Ha riscosso un ottimo successo “Splendori”, mostra di sculture in ceramica inedite che raccontano il percorso artistico e intellettuale di Giorgio Crisafi, allestita al Museo Colle del Duomo di Viterbo.
L’esposizione dell’artista originario di Todi è stata organizzata dall’associazione ternana CavourArt, curata da Enrico Mascelloni e Franco Profili.
Sono opere dal significato non immediato, quelle di Giorgio Crisafi, che instaurano una connessione con le epoche e gli stili del museo, uno scambio sinergico tra patrimonio storico-artistico della città di Viterbo e produzione artistica contemporanea di Crisafi.
L’artista mette in scena uno spettacolo continuo con le sue sculture in ceramica invetriata, perlopiù lunghe e slanciate, dalle superfici riccamente decorate, attraverso cui la presenza umana è spesso più evocata che palesata. È un linguaggio espressivo del tutto personale che mette in equilibrio forme, anche geometriche, luce e colore. Il linguaggio dei sentimenti, della fantasia, della visionarietà che si formalizza principalmente in forme ascensionali, lineari, evocative, arcaiche, esotiche, finemente cesellate.
“Per Giorgio Crisafi questo lavoro è stato molto corposo, spiega il curatore Franco Profili, perché a parte un’installazione tutto il resto è stato costruito da lui negli ultimi mesi a misura di quanto proposto dalla collezione permanente di questo museo e il risultato è credo assolutamente degno, assolutamente strepitoso. Tanto che verrebbe da pensare che queste opere, se non tutte, alcune potrebbero restare in permanenza dentro questo museo in un dialogo perfetto con quanto il museo propone di suo”.

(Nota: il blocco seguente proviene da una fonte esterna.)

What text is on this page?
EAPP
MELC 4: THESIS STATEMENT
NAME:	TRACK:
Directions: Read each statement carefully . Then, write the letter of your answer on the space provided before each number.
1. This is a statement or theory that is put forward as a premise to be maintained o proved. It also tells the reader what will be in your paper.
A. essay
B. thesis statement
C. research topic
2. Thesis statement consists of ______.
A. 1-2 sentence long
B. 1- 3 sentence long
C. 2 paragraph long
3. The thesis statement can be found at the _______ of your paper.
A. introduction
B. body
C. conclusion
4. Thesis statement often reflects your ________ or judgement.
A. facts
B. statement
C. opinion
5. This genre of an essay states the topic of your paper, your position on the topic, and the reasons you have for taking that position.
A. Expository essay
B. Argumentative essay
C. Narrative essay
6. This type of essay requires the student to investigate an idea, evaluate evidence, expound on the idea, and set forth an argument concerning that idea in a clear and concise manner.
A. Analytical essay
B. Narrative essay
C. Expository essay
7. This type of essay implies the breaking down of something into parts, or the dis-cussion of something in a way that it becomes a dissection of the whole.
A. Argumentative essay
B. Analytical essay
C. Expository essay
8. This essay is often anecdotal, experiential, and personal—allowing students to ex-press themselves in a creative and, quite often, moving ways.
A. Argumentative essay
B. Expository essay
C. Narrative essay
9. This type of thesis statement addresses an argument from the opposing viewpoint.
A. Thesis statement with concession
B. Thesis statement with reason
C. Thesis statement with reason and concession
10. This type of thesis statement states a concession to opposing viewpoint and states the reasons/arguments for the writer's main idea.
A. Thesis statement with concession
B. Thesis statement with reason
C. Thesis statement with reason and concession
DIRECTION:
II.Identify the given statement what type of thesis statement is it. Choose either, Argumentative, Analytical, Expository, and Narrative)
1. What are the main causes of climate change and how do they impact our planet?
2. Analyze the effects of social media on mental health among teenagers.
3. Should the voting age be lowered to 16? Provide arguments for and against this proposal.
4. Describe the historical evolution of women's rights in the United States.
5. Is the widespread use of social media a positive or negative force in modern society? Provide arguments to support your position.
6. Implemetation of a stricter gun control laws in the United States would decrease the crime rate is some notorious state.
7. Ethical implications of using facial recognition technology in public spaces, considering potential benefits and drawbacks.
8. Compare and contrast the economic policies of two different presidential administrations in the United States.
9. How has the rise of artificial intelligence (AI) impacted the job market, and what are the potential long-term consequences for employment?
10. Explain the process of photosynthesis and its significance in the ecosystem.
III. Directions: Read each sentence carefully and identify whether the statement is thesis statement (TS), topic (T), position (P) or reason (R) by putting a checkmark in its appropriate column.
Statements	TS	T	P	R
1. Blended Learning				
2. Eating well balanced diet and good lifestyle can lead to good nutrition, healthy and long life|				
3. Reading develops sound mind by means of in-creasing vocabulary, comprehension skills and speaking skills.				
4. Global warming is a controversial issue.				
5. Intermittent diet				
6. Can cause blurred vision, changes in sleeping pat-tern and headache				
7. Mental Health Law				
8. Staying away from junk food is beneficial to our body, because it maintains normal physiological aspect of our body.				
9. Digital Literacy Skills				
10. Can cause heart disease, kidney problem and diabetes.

“Sono una quarantina i lavori che abbiamo portato in questo museo, aggiunge l’artista, cercando di fare una cosa importantissima: farli dialogare con le opere del museo. Per esempio in una stanza del museo particolarmente importante c’è una Crocifissione, è un lavoro Michelangiolesco e abbiamo messo ai lati di questo importante quadro del museo due miei lavori in bianco e oro. Sono come due guardiani, come due apparizioni. Il bianco che è il colore del candore, ma anche il colore del lutto per altre culture come per esempio quella giapponese. Per cui vicino alla Crocifissione abbiamo voluto mettere questi due lavori in modo da far dialogare la vita con la morte. Questo dialogo, lo stesso concetto, si ripete anche in altri spazi, nelle altre stanze.”
“Doppia chiave di lettura, evidenzia il critico d’arte Enrico Mascelloni, per questa mostra di Giorgio Crisafi: da un lato il suo rapporto, che non è episodico, ma anche abbastanza profondo, con l’oriente, con le sue sculture, i suoi monoliti tatuati che rimandano in qualche modo al mondo mesopotamico e dall’altro il fatto che lui riesce a far volare queste sue opere da quel mondo, nel tempo, al nostro che è un altro tempo e anche nello spazio perché sembrano rimbalzare dall’Oriente e tornare a noi. E comunque al di là di tutto l’arte di Giorgio, le sue sculture, le sue ceramiche riescono a comunicare con il mondo e questo è sempre segno di un’arte che vale la pena di vedere, che vale la pena di vivere, che val la pena di viverci intorno”.
Al finissage della mostra di Crisafi era presente anche l’amico attore Blas Roca Rey.
“Conosco Giorgio da molti anni, abbiamo lavorato insieme io da attore lui da regista. Ho seguito, anche se un po’ da lontano, questa sua trasformazione, questo suo passaggio all’interno del mondo dell’arte, dal palcoscenico del teatro alla ceramica, alla scultura. L’ho seguito con particolare affetto perché mio padre era scultore e si conoscevano, tra l’altro il suo maestro Piero D’Orazio era amico di mio padre, quindi è una storia che si intreccia in continuazione. Questa è una mostra, come tutte le mostre quando si trovano a doversi integrare con una struttura preesistente come un museo, che è una scommessa perché devi avere un equilibrio, ardito e coraggioso, devi essere integrato e accordato con lo strumento del museo mantenendo la tua personalità e anzi sfruttando, in senso buono, quello che è il contenitore, quello che diventa provvisoriamente lo sfondo della mostra. A me sembra che Giorgio ci sia riuscito perfettamente.”